Pupils will also be marked for spelling, punctuation and grammar under the short-term Ofqual reforms.
The reforms will take effect next year, so anyone beginning their GCSEs next September will sit their exams in summer 2014.
The changes mark the end of modular courses, where pupils can take a series of exams that can be taken again if failed.
The module system was introduced widely from 2009 but ministers believe they have encouraged teaching to the test and prevented young people achieving a full understanding of the whole subject.
Students will be given an early opportunity to resit maths, English and English Language GCSEs every November because these are key subjects needed to progress to further study or employment, the proposals said.
Schools Minister Nick Gibb said: "We are taking urgent action to restore confidence in GCSEs - the next step in our overhaul of the wider exam system.

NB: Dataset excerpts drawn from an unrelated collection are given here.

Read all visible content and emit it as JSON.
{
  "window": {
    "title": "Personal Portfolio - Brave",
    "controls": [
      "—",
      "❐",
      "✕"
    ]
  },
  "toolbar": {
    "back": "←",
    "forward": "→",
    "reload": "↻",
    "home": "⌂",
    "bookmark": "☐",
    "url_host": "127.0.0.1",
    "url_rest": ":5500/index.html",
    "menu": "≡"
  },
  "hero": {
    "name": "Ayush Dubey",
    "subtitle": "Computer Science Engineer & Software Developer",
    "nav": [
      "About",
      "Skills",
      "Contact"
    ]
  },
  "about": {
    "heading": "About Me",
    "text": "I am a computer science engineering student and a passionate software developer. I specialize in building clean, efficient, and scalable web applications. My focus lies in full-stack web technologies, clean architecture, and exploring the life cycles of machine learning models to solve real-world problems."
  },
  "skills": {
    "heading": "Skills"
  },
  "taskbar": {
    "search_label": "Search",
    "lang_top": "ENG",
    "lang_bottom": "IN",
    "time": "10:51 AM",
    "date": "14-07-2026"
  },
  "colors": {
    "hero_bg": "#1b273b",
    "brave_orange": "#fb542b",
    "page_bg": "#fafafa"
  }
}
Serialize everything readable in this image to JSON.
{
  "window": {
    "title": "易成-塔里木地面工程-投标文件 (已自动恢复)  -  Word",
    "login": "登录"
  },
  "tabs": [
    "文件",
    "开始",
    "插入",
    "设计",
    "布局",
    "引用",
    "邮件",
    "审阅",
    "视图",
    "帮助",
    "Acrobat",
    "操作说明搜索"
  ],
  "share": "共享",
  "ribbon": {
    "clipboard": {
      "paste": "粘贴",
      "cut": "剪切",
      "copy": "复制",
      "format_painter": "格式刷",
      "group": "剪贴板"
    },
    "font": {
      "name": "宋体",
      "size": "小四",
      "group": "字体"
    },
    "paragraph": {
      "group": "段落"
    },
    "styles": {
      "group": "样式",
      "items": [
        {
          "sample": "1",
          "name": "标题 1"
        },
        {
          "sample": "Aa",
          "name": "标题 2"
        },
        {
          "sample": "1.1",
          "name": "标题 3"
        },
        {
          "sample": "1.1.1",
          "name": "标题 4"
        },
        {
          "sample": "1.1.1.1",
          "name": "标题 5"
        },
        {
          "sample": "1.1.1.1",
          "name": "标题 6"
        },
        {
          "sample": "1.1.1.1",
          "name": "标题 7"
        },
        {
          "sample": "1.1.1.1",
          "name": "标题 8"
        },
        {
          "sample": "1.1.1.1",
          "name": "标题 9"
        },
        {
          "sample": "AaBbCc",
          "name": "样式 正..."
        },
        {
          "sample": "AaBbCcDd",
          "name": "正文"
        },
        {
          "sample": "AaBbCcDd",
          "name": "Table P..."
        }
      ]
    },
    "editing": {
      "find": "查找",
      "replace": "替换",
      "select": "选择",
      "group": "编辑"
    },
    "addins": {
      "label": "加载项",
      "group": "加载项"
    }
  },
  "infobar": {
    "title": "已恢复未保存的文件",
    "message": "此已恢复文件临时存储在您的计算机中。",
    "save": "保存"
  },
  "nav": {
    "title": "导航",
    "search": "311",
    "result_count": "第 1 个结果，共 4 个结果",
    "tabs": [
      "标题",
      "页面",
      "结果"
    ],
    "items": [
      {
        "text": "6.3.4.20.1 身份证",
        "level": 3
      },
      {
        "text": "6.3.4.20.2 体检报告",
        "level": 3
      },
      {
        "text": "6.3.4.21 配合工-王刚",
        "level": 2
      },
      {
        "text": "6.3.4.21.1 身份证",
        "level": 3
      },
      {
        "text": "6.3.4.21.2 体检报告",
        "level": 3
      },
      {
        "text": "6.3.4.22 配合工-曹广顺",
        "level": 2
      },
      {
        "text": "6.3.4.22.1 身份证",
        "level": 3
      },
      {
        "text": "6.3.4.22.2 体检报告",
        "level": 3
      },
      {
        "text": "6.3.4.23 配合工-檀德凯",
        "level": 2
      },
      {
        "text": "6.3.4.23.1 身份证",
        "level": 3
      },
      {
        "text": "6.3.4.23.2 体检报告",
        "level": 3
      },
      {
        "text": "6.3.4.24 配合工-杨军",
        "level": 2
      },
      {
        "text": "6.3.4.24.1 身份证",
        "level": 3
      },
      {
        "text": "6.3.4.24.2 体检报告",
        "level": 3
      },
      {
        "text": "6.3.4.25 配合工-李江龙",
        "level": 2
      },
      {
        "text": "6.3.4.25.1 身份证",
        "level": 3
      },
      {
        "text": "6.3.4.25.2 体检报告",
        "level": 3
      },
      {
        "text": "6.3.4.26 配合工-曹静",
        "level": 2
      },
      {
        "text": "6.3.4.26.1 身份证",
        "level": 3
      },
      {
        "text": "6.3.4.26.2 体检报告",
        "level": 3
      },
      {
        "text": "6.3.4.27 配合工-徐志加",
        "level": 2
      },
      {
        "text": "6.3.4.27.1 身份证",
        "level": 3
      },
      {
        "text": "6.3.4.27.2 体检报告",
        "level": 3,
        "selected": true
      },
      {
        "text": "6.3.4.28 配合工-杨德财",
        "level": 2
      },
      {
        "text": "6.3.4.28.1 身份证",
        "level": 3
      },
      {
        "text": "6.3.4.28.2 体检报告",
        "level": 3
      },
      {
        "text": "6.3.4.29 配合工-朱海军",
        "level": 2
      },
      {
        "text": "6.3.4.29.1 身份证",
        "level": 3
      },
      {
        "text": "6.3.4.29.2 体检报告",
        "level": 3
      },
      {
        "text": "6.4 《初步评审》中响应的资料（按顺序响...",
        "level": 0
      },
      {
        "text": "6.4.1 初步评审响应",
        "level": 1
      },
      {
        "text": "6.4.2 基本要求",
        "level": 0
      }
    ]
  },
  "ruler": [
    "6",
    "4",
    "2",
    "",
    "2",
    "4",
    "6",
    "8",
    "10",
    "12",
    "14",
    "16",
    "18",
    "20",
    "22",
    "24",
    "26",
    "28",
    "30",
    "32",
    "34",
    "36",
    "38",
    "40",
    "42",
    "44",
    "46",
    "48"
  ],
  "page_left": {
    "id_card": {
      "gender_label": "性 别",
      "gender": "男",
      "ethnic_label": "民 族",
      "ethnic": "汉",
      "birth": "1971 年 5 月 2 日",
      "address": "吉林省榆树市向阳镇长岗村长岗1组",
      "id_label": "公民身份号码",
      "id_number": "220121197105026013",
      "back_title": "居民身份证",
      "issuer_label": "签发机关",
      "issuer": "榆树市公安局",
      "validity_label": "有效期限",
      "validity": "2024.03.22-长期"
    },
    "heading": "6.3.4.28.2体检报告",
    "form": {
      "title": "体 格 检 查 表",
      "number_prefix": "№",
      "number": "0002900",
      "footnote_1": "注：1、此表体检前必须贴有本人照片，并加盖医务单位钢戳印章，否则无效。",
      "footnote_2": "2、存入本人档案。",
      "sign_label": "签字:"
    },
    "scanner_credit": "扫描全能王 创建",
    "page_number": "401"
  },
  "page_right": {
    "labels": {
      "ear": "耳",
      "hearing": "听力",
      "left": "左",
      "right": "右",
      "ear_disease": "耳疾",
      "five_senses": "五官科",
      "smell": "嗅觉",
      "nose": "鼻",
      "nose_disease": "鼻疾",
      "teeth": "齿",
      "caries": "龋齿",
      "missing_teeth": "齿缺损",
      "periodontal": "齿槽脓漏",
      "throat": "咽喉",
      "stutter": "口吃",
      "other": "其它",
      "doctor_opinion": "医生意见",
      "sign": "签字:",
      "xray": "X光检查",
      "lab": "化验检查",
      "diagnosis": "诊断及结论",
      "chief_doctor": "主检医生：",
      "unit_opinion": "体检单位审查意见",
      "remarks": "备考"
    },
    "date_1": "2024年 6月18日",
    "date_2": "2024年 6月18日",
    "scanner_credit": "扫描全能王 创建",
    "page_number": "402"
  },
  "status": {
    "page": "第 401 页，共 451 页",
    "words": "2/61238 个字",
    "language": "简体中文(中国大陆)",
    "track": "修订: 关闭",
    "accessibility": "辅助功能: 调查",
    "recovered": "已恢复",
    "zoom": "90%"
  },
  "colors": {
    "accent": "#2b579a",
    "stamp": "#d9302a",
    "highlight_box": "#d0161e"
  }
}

"We want to break the constant treadmill of exams and retakes throughout students' GCSE courses - school shouldn't be a dreary trudge from one test to the next.
"Sitting and passing modules has become the be-all and end-all, instead of achieving a real, lasting understanding and love of a subject."
Students will be marked on the accuracy of spelling, punctuation and grammar and their use of specialist terms in English Literature, geography, history and religious studies. It will form 5% of the overall mark.